Principles of processing and protection of personal data
Principles of processing and protection of personal data CAPPA 2, Ltd.
I. General provisions
- 1. The company CAPPA 2, Ltd., ID No .: 60111470, with its registered office at Podnikatelská 565, 190 11 Praha 9 – Běchovice, issues, for purpose of informing its customers, supporters and friends (hereinafter collectively „members“) about the processing of their personal data based on consent, these principles relating to processing of personal data when granting or renewing consent (hereinafter referred to as " principles").
- The company CAPPA 2, Ltd. has in the processing of personal data pursuant to article 4 point 7 of Regulation of the European Parliament and of the Council (EC) 2016/679 on the protection of individuals with regard to the processing of personal data and on the free movement of such data (hereinafter referred to as GDPR) the position of „an Administrator“ of personal data (hereinafter referred to as „Administrator“.
- Personal data means any information about an identified or identifiable natural person; an identifiable natural person is a natural person that can be identified directly or indirectly, in particular by reference to a particular identifier such as a name, identification number, location data, network identifier or one or more specific physical, physiological, genetic, psychological, economic, cultural or social identity of this individual.
- The administrator did not appoint a Data Protection Officer.
II. Sources and categories of processed personal data
1. The administrator processes the personal data you have provided to him / her, or the personal data that the administrator has received on the basis of performance of your order.
2. The administrator processes your identification, contact details and data necessary for performance of the contract.
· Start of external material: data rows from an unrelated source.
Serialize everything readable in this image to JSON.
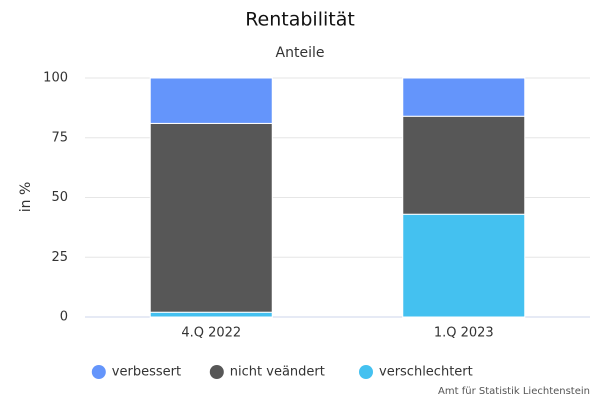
{
  "chart_data": {
    "type": "stacked_bar",
    "title": "Rentabilität",
    "subtitle": "Anteile",
    "y_label": "in %",
    "categories": [
      "4.Q 2022",
      "1.Q 2023"
    ],
    "series": [
      {
        "name": "verbessert",
        "color": "#6495fb",
        "values": [
          19,
          16
        ]
      },
      {
        "name": "nicht veändert",
        "color": "#575757",
        "values": [
          79,
          41
        ]
      },
      {
        "name": "verschlechtert",
        "color": "#44c1f0",
        "values": [
          2,
          43
        ]
      }
    ],
    "ylim": [
      0,
      100
    ],
    "yticks": [
      0,
      25,
      50,
      75,
      100
    ],
    "grid": true,
    "credit": "Amt für Statistik Liechtenstein"
  }
}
III Legitimate reason and purpose of processing personal data
1. The legitimate reason for the processing of personal data is
● the performance of the contract between you and the administrator under Article 6
par.1 letter b) of GDPR,
2. The purpose of processing personal data is
● the execution of your order and exercise of rights and obligations arising from the contractual relationship between you and the administrator; (personal name, address, contact) is the personal data necessary a successful conclusion and performance of the contract, without provision of personal data it is not possible to conclude the contract or to perform it by the administrator,
3. The administrator does not have an automatic right of individual decision within the meaning of Article 22 of GDPR.
IV. Retention period of personal data
- The administrator keeps personal data
- for a period necessary to exercise the rights and obligations resulting from the contractual relationship between you and the administrator and claiming rights under these contractual relationships (for a period of 15 years from the termination of the contractual relationship).
- At the elapse of data retention period, the administrator will erase personal data.
V. Recipients of personal data (subcontractors of the administrator).
Recipients of personal data are persons,
- involved in the delivery of goods / services / making payments on the basis of a contract: Geis, DPD, Zásilkovna (mail order shop).
- ensuring other services related to the operation of the e-shop: (Forpsi) and other services related to the operation of the e-shop: (Seznam cz, Heuréka, Google, MOTOportal, s.r.o.)
- The administrator does not intend to transfer personal data to a third country (to a non-EU country) or to an international organization.
VI. Your rights
- . Under conditions stated in GDPR you have
- the right of access to your personal data under Article 15 of the GDPR,
- the right to correction of personal data pursuant to Article 16 of the GDPR, or to the restriction of processing pursuant to Article 18 of GDPR.
- the right of cancellation of personal data pursuant to Art.17 of GDPR.
- the right to lodge an objection against processing under Article 21 of GDPR and
- the right to data portability under Article 20 of GDPR.
- the right to withdraw consent to processing in writing or electronically to the address or email of the administrator referred to in Article III of these Conditions.
- The Administrator declares that he has taken all appropriate technical and organizational measures to safeguard personal data.
- The administrator has taken technical measures to secure data repositories secured by an antivirus program, by an access password, and personal data repositories in paper form with access only for authorized persons.
- The Administrator declares that personal data are only accessible to persons authorized by him / her.
VIII. Final Provisions
These terms come into effect on May 25, 2018.